Giovanni non sapeva cosa fare, si sentiva inutile. Paradossalmente, anche la sofferenza era in attesa. Misurava l’intervallo tra le contrazioni. Maria doveva soffrire. Era molto spaventata, non le piaceva il dolore, il medico le aveva promesso che l’avrebbe addormentata il prima possibile durante il parto.
Fecero tutto, seguirono corsi di preparazione, lessero tutti i libri, installarono la piccola stanza, comprarono tutto il materiale per la cura, il letto, il passeggino, i primi giochi e questi enormi rotoli di pannolini, più asciutti gli uni degli altri come diceva la pubblicità. Erano gli anni ’60.
Maria visitava continuamente i negozi specializzati per neonati come se aspettasse dei gemelli, le venivano regalate tante cose, insomma avevano più vestiti e giocattoli di quanti ne avrebbero mai avuto bisogno. Giovanni ha anche controllato l’auto, non si sa mai. Naturalmente hanno deciso che sarebbe stato presente durante il parto e che le nonne avrebbero aspettato a casa.
La sala parto non era molto accogliente. In un ospedale, si sente sempre che la morte non è lontana, i colori sono pallidi e sbiaditi, gli odori, soprattutto, sono caratteristici, quello del formolo predomina, macabro. In pediatria, si era cercato di rallegrare un po’ l’atmosfera con alcuni disegni di eroi dei fumetti, ma sembravano piuttosto provocare il pianto dei neonati che calmarli.
Erano arrivati lì questa mattina su appuntamento. Maria aveva superato da diversi giorni la data prevista. Fabienne (sì, era una bambina) si faceva aspettare. A Giovanni piaceva avere una figlia, a Maria non importava. Fu consigliato loro di provocare il parto. Senza panico, senza trasporto d’emergenza come al cinema, Maria fece la valigia e Giovanni lo accompagnò.

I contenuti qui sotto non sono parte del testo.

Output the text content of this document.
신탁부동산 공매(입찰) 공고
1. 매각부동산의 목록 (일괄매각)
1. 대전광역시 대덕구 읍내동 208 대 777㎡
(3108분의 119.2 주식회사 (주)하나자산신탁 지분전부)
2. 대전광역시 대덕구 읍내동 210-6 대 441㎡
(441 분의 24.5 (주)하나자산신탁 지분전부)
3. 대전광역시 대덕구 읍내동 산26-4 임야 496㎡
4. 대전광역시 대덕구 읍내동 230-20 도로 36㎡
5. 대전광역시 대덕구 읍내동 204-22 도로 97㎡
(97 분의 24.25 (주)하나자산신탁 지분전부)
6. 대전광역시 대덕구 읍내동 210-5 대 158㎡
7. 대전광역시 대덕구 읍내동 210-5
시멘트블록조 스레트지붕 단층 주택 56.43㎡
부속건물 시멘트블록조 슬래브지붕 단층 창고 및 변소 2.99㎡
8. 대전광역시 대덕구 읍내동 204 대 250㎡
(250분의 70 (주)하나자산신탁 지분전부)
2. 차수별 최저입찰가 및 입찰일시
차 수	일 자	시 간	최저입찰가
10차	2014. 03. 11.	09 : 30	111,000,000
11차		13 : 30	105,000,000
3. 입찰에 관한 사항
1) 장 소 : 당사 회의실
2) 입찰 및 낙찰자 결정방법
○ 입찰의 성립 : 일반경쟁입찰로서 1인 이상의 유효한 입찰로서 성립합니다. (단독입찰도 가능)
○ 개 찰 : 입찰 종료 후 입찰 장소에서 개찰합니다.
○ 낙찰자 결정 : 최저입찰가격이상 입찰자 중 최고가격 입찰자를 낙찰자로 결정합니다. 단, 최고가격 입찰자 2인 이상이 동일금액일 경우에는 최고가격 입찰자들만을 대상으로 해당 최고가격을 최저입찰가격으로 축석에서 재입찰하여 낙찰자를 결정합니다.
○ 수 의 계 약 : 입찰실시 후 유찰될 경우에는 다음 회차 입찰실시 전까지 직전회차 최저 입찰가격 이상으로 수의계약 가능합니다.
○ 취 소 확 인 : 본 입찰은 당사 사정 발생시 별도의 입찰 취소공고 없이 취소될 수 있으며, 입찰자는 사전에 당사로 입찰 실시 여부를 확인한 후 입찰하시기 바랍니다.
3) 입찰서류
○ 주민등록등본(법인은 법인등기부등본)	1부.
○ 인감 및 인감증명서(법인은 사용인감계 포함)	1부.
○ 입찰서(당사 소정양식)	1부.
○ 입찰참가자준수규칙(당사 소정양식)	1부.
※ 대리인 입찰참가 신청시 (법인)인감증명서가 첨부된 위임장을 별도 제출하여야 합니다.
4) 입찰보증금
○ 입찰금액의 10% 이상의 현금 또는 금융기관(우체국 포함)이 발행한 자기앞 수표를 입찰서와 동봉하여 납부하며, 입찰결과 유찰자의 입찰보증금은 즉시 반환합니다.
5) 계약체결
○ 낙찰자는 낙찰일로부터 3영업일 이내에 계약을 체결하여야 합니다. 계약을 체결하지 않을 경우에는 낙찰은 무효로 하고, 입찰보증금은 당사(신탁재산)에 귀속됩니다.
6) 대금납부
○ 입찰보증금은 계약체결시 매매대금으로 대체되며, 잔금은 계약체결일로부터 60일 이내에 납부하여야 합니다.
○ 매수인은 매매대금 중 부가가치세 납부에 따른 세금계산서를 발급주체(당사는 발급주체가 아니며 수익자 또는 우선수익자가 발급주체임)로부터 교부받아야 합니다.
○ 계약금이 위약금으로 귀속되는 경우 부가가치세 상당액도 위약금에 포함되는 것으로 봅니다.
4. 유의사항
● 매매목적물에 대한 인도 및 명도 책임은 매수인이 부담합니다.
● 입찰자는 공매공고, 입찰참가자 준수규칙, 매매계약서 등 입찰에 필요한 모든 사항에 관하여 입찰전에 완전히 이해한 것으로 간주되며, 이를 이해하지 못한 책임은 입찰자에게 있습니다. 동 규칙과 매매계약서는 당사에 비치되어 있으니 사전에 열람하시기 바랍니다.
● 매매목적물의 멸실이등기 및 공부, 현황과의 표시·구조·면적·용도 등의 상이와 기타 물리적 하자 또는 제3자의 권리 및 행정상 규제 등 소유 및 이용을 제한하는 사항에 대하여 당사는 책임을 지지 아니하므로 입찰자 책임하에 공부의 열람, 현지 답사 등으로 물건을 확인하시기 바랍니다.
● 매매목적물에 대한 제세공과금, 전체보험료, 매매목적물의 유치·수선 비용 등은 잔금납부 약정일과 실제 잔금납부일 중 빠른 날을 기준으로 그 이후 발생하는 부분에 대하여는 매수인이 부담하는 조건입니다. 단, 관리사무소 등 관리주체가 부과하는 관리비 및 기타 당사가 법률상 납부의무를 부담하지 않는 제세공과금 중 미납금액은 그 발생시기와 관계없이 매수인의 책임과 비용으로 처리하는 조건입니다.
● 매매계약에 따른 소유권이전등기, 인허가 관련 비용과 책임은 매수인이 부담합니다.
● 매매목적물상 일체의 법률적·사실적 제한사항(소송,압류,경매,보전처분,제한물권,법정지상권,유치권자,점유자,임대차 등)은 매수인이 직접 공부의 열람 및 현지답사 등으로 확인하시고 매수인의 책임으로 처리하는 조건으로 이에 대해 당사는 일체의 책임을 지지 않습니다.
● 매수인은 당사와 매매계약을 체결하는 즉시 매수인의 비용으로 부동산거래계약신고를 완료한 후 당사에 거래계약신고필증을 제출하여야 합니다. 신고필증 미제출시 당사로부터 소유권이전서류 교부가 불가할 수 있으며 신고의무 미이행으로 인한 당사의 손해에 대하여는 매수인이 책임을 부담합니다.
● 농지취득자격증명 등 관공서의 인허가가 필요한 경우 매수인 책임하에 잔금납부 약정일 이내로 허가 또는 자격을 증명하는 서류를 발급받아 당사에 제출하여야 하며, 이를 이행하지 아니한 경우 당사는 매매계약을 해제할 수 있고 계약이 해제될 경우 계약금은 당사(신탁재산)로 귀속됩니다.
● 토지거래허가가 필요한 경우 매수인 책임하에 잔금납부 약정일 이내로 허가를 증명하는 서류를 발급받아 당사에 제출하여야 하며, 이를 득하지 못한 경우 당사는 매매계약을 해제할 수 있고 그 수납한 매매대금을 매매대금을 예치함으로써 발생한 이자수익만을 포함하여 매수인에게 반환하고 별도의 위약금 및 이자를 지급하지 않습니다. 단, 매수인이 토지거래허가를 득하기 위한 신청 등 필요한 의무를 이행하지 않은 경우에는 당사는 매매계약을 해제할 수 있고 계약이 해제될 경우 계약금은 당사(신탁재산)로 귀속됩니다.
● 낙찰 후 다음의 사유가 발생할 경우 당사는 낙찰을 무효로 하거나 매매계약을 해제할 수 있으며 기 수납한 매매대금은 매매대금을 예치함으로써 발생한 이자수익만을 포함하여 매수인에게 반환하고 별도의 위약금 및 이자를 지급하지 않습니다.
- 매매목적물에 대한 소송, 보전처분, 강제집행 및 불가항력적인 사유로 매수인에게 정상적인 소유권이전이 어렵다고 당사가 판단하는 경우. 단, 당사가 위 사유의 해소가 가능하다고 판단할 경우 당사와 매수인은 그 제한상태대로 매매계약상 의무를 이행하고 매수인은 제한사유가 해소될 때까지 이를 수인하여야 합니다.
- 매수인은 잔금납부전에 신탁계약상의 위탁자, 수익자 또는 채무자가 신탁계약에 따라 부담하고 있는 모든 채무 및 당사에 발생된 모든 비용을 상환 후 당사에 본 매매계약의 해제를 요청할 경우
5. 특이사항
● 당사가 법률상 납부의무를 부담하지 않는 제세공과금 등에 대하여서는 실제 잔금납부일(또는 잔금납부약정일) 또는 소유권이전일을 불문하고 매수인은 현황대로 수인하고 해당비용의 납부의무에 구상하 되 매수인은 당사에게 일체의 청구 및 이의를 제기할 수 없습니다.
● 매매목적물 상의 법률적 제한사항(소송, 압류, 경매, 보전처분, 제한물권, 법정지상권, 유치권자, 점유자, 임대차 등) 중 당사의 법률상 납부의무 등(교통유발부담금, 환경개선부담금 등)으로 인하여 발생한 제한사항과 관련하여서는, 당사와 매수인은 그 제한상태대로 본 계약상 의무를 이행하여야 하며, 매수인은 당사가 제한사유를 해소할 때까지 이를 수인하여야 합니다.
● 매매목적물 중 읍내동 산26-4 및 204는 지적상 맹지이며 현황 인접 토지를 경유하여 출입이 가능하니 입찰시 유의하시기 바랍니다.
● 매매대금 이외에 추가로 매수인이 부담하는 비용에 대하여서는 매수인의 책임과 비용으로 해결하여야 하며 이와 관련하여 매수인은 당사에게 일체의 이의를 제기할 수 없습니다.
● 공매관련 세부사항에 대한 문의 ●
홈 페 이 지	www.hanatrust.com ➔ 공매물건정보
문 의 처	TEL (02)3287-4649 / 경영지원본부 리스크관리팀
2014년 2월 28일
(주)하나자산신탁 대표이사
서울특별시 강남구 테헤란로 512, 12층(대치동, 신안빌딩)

Improvvisamente una contrazione più forte. Maria gridò. La levatrice entrò poco dopo.
— Ogni quanto le contrazioni?
— Ogni cinque minuti, rispose Giovanni.
— Siamo in tempo, stiamo per entrare nella sala parto. Vado a chiamare i miei colleghi.
Un lungo e straziante grido percorse il cuore di Giovanni. Maria era sdraiata su un letto ginecologico. Una smorfia deformava il suo viso lucido di sudore, lei gridava il suo sforzo. Giovanni prese la sua mano e la strinse molto forte.
— Spingi, Spingi, ripeti ancora la levatrice.
Maria, gridava, spingeva, urlava sempre più forte.
Giovanni urlava insieme a lei.
— È per Fabienne. Spingi, spingi.
La sala di parto era pallida nonostante le sue pareti gialle, una lampada enorme illuminava violentemente tutta la scena. Erano in quattro, l’ostetrico, l’anestesista, la levatrice e Jean a incoraggiare la povera Maria come se fossero in uno stadio. Le tecniche di respirazione erano lontane, e l’epidurale non era ancora stata inventata.
Quando finalmente si intravidero i capelli neri di Fabienne che cercava di uscire, il dottore decretò:
— Bisogna fare un’incisione, si può addormentarla, disse guardando l’anestesista.
Maria sospirò, finalmente, ma subito dopo guardò intensamente Giovanni, come se volesse passargli il testimone. Giovanni, il viso pallido, gli sorrise.
Dopo lei perso conoscenza.
Pochi istanti dopo, il medico fece l’incisione nella membrana che resisteva. Con i forcipe tirò fuori la testa della bambina, che subito cominciò a gridare vigorosamente. In una girata della mano il medico girò il corpo del bambino che poi poté estrarre senza ulteriori difficoltà. Separò tranquillamente il cordone ombelicale e consegnò la bambina alla levatrice che fece a Giovanni un segno autoritario perché la seguisse.
Lei gli chiese di aiutarla a bagnare la bimba, gli fece firmare un piccolo braccialetto che legò al polso della bimba piccola e una volta involtata la consegnò a Giovanni che non sapeva cosa fare con lei.
Maria dormiva fiduciosa. Giovanni avvicinò Fabienne al suo volto, si toccarono, Fabienne cercava già il seno. Maria sorrideva meravigliosamente nel sonno.
Giovanni era diventato il padre. Non dimenticò mai.